Active Archiving Enhances the Value of HSM Storage
While HSM is file-based, active archiving is row-based. HSM manages relational data at the table or dataset level (a relational database table is physically stored as a file), and active archiving manages relational data at the row or record level. Active archiving works within the framework of HSM technology and serves as a gateway for HSM to manage subsets of rarely accessed relational data at the row level. This capability enhances the value of HSM storage.
Although USM can migrate relational database tables up and down the HSM hierarchy, based on the last reference to any data in a database table or file, the size of the production database does not change. Because it's likely that users may need to access a small part of the database at least once during the period designated by the system administrator, the entire relational database file will probably continue to reside at Level One storage.
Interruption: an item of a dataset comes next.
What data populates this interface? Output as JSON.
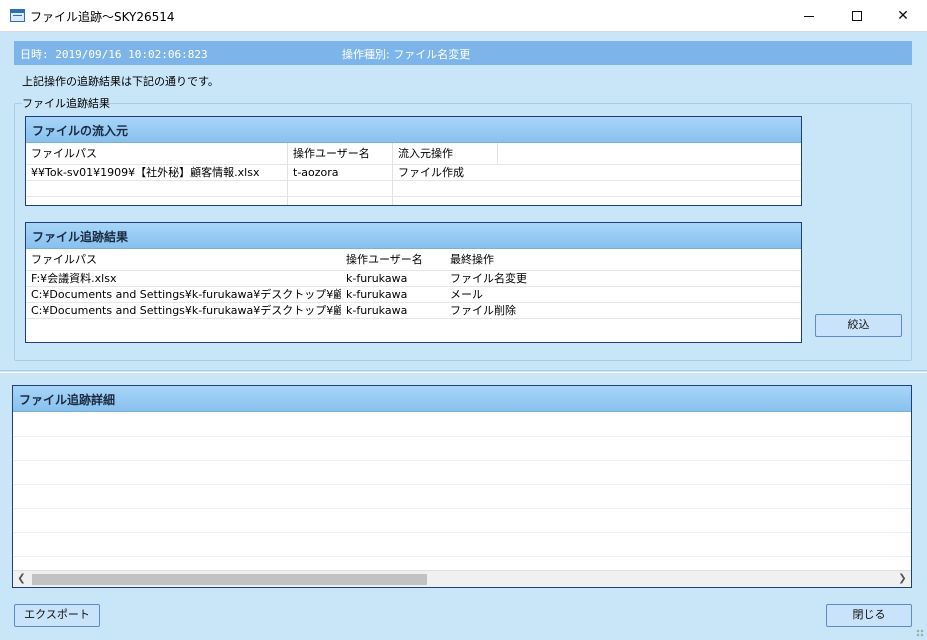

For example, a customer database table is usually accessed on a regular basis, which would keep it at Level One. Although only a subset of this data remains "hot" (that is, current customers), the entire dataset must be kept on the network server including historical customer data that is rarely, if ever, needed. This limitation minimizes the potential benefit of HSM, degrades application performance and limits the availability of mission-critical CRM applications
Active archiving addresses this problem by safely removing historical customer data from the Level One online database at the row level and storing it in a compressed format in one or more Archive Files, which are then managed by HSM. Immediate benefits include faster customer response time, improved call agent productivity, and the ability to manage larger call volumes while reducing the average cost per call.
Companies that have already deployed HSM understand the benefits of "staged" data management for flat files. The HSM migration rules can be defined to manage "warm" and "cold" Archive Files. By combining HSM and active archiving, IT organizations benefit from both streamlined relational databases and HSM managed Archive Files. Routine active archiving can be implemented across the enterprise, with or without an HSM solution, to achieve a greater return on investment from the existing IT infrastructure.